Le problème général du chauffage central
 

 Des économies assurées


Régime permanent (chauffage continu). Régime intermittent (chauffage discontinu). — Ces lois de transmission concernent le régime permanent, c'est-à-dire supposent qu'en tous les points la température est indépendante du temps.
Il est bien évident que les conditions normales de chauffage sont différentes, du fait que si l'on arrive à maintenir constante la température intérieure, il est impossible d'agir sur la température extérieure. De plus, pour de nombreux locaux, le chauffage n'est nécessaire que pendant un certain nombre d'heures de la journée, et la température intérieure elle-même n'est pas maintenue constante.
Les besoins calorifiques ne peuvent donc, en toute rigueur, être déterminés par un calcul supposant le régime établi. Mais, la détermination précise de ces besoins calorifiques dans ces conditions de température variables est un problème très complexe. Aussi, par mesure de simplification, calcule-t-on conventionnellement les installations de chauffage pour le régime établi et continu et leur applique-t-on une majoration de puissance destinée à compenser les besoins calorifiques supplémentaires lors de la mise en régime, c'est-à-dire lorsqu'il faut, non seulement compenser les déperditions, mais aussi réchauffer les parois.
Calcul des besoins calorifiques d'un local en régime établi. — Les conditions de température intérieure ont été précisées au Chapitre Premier.
Les conditions extérieures de référence dépendent, évidemment, de la région. Il est à remarquer qu'en raison de l'inertie calorifique des bâtiments, il y a lieu de choisir comme température extérieure de référence, non pas la température la plus basse atteinte pendant un très court moment, mais une certaine moyenne des températures de la journée et de la nuit les plus froides.
A vrai dire, la température extérieure de référence devra être d'autant plus voisine du minimum atteint, que le local est de construction plus légère, autrement dit, que son inertie calorifique est plus faible.
Même dans le cas de locaux à faible inertie, on n'a pas l'habitude de prendre comme température extérieure de référence pour les calculs la température la plus basse atteinte au cours de l'année, car, cela conduirait à des immobilisations peu payantes puisqu'elles ne seraient utiles qu'un jour par an.
 

 

 

Autant pour tenir compte de l'inertie des bâtiments que du caractère tout à fait exceptionnel de certaines températures basses, on choisit habituellement comme température de référence extérieure une température telle, qu'en hiver moyen, elle ne soit pas supérieure à la température extérieure plus de cinq jours par an. Cela peut ainsi conduire à une légère insuffisance du chauffage pendant ces cinq jours pour les locaux à faible inertie, ce qui est, évidemment, un inconvénient de médiocre importance.

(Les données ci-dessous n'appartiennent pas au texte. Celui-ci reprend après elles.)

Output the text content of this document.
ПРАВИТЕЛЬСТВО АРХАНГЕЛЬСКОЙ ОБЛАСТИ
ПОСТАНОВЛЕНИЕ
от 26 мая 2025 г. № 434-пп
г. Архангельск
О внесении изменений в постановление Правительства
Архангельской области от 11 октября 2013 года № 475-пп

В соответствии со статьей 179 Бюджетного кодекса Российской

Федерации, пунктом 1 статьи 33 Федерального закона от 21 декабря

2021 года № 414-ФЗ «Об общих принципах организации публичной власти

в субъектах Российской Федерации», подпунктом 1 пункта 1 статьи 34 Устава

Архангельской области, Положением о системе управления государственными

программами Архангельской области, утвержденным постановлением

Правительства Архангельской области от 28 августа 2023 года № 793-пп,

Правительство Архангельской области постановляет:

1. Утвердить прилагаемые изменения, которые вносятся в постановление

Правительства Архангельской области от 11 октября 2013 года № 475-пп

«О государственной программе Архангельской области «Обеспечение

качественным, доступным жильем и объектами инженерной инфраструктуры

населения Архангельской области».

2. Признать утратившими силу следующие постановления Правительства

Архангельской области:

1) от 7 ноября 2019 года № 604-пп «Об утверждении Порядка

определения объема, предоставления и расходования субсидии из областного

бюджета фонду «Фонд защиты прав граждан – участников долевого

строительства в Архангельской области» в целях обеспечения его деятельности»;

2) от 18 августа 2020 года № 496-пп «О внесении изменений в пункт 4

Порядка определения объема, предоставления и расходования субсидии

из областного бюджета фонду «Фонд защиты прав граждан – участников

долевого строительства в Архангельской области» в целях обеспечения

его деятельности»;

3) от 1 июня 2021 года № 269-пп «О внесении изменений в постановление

Les températures ainsi admises habituellement pour les différentes régions de la France. Ces températures relatives au niveau de la mer et à l'intérieur des terres doivent être corrigées pour les régions voisines de la mer ou d'altitude élevée :
Elles doivent être diminuées de 2 °C en bordure de la mer et de 1 °C à moins de 50 km des côtes.

Elles doivent être majorées de H/200, H étant l'altitude exprimée en mètres, soit 1 °C par 200 m d'altitude.
De même, elles doivent être corrigées de + 1 °C pour les villes moyennes et de + 2 °C pour les très grandes villes (Paris, Lyon, Lille, etc.).
(Il importe de noter que cette carte par régions climatologiques ne comporte pas d'isothermes de degré en degré. Il convient donc, dans une certaine mesure, d'interpoler pour les régions situées aux confins des zones.)
Le renouvellement d'air. — L'expérience montre que, même quand les issues d'un local sont fermées, il se produit toujours un échange entre l'air intérieur et l'air extérieur. Ce phénomène, appelé ventilation naturelle, provient de ce que les locaux habituels ne sont jamais rigoureusement étanches, d'abord, parce que les matériaux de construction sont plus ou moins poreux, mais, surtout, parce que les joints des portes et des fenêtres ne sont jamais hermétiques.